Egyptians awoke to an uncertain new political order on Thursday, a day after the military deposed and reportedly detained the country's first democratically elected president, put a top judge in his place and suspended the constitution.
The coup that toppled Mohamed Morsy as president on Wednesday brought hundreds of thousands of people into the streets across Egypt to both applaud and assail the generals' decision to take control of the country's politics for the second time in a little over two years.
It also left a series of significant questions unanswered. What will happen to Morsy, who insists he remains the country's legitimate leader, and his key supporters? Will the sporadic outbreaks of violence that killed at least 32 people on Wednesday spread into wider unrest? And what hopes remain for Egypt's messy attempts to build a multiparty democracy?

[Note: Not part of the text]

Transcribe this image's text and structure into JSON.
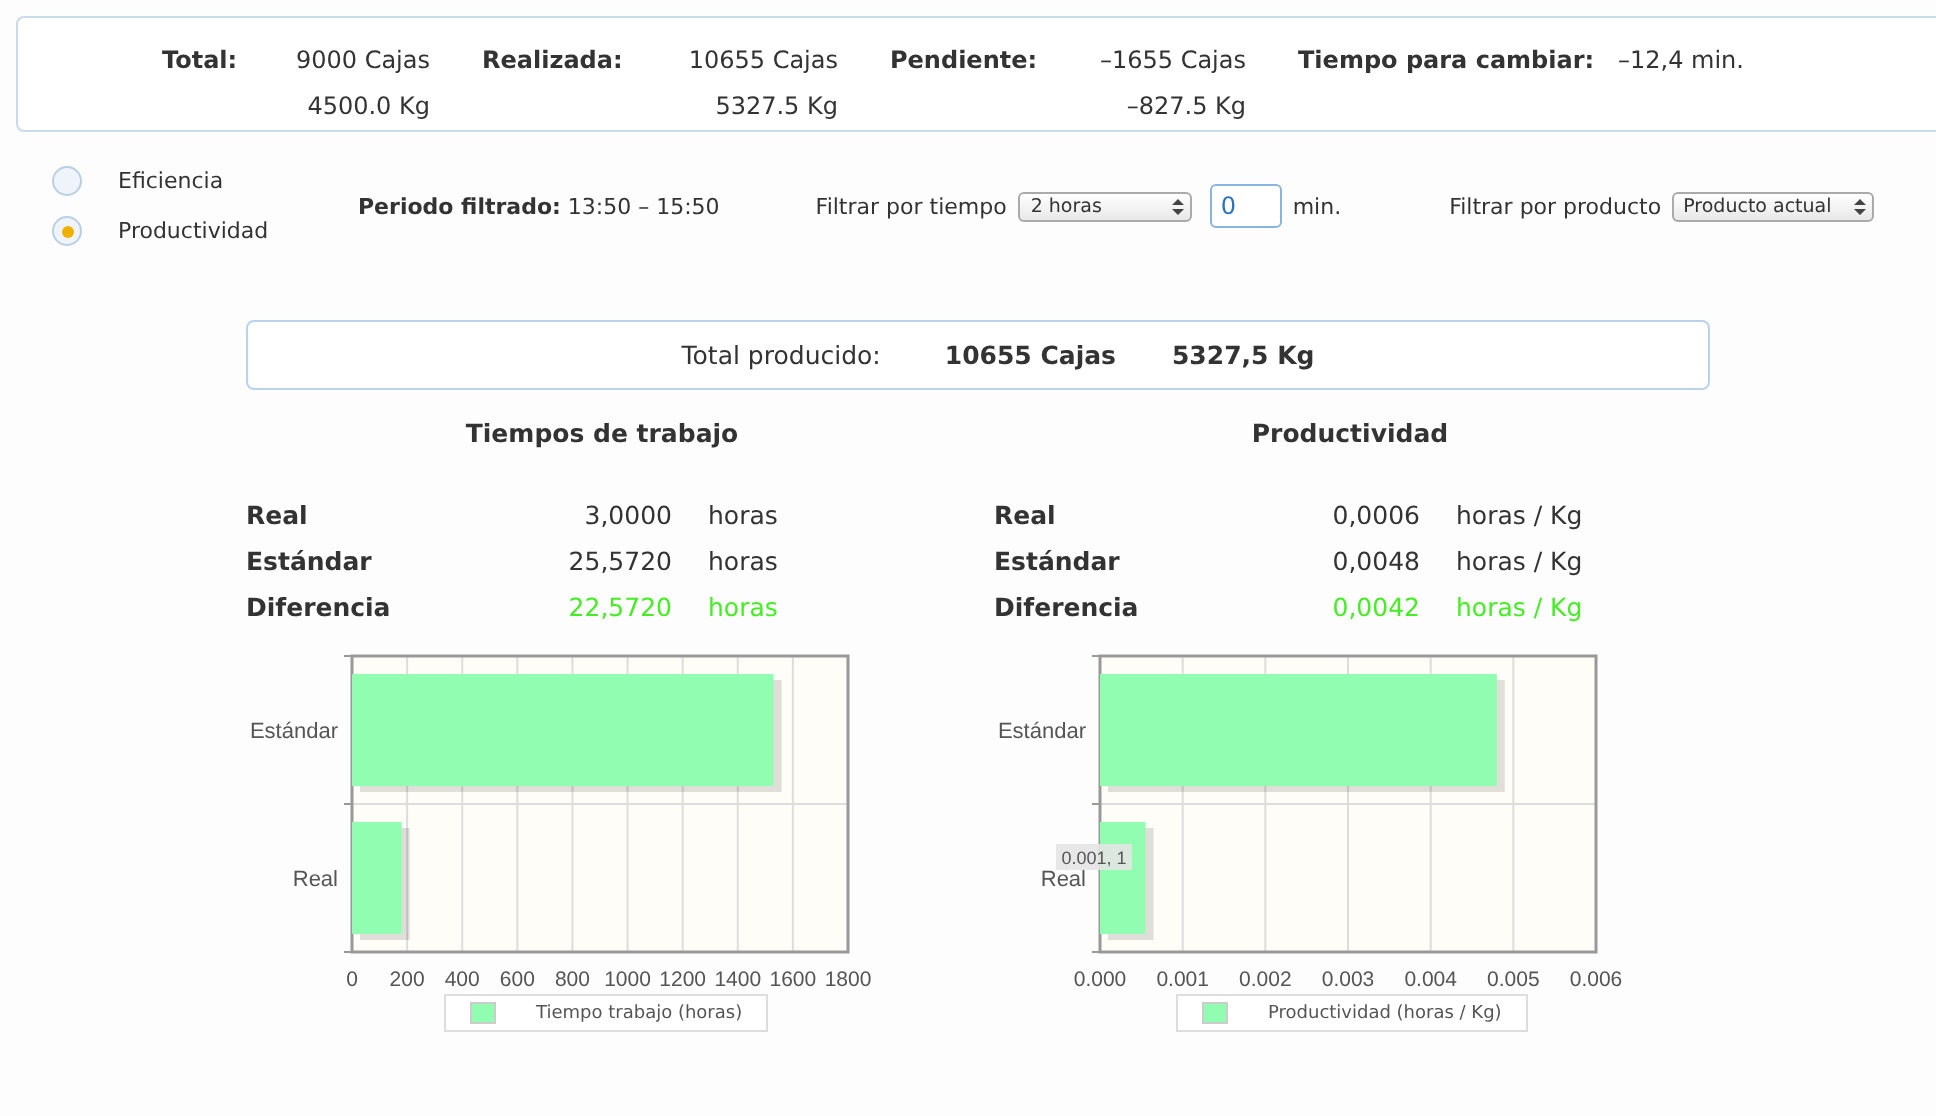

Morsy, a Western-educated Islamist elected a year ago, "did not achieve the goals of the people" and failed to meet the generals' demands that he share power with his opposition, Egypt's top military officer, Gen. Abdel-Fatah El-Sisi, said in a televised speech to the nation Wednesday.
Adly Mansour, head of the country's Supreme Constitutional Court, will replace Morsy as Egypt's interim president, El-Sisi said.
He was expected to be sworn in Thursday. New parliamentary elections will be held, and Mansour will have the power to issue constitutional declarations in the meantime, he said.
The military has not so far publicly commented on Morsy's whereabouts. But Muslim Brotherhood spokesman Gehad El-Haddad told CNN the deposed president was under "house arrest" at the presidential Republican Guard headquarters in Cairo. He said some members of Morsy's inner circle have also been detained.
The Egyptian military has dominated the country for six decades and took direct power for a year and a half after the ouster of the former ruler Hosni Mubarak in 2011 amid widespread street protests.
As demonstrations swelled this week against Morsy, who opponents have accused of authoritarianism and forcing through a conservative agenda, the military on Monday gave him 48 hours to order reforms.
Morsy's approval ratings have plummeted since his election in June 2012 as his government has failed to keep order or revive Egypt's economy.
As the deadline neared Wednesday, he offered to form an interim coalition government to oversee parliamentary elections and revise the constitution that was enacted in January. But that failed to satisfy the generals.
The army's move against Morsy and the Muslim Brotherhood, the long-repressed political movement that propelled him to office, provoked wildly conflicting reactions.
In Tahrir Square, now the epicenter of two Egyptian upheavals, Morsy's opponents erupted in jubilation and fireworks when El-Sisi made his announcement.
"This is a united people of Egypt," anti-Morsy organizer Ahmed el Hawary said. "Mohamed Morsy has actually succeeded in uniting the people, after two years that we were totally against each other ... Mohamed Morsy, with his bad management, with his risking all the lives of Egypt, brought all Egyptians back together to be facing again their future, hand in hand."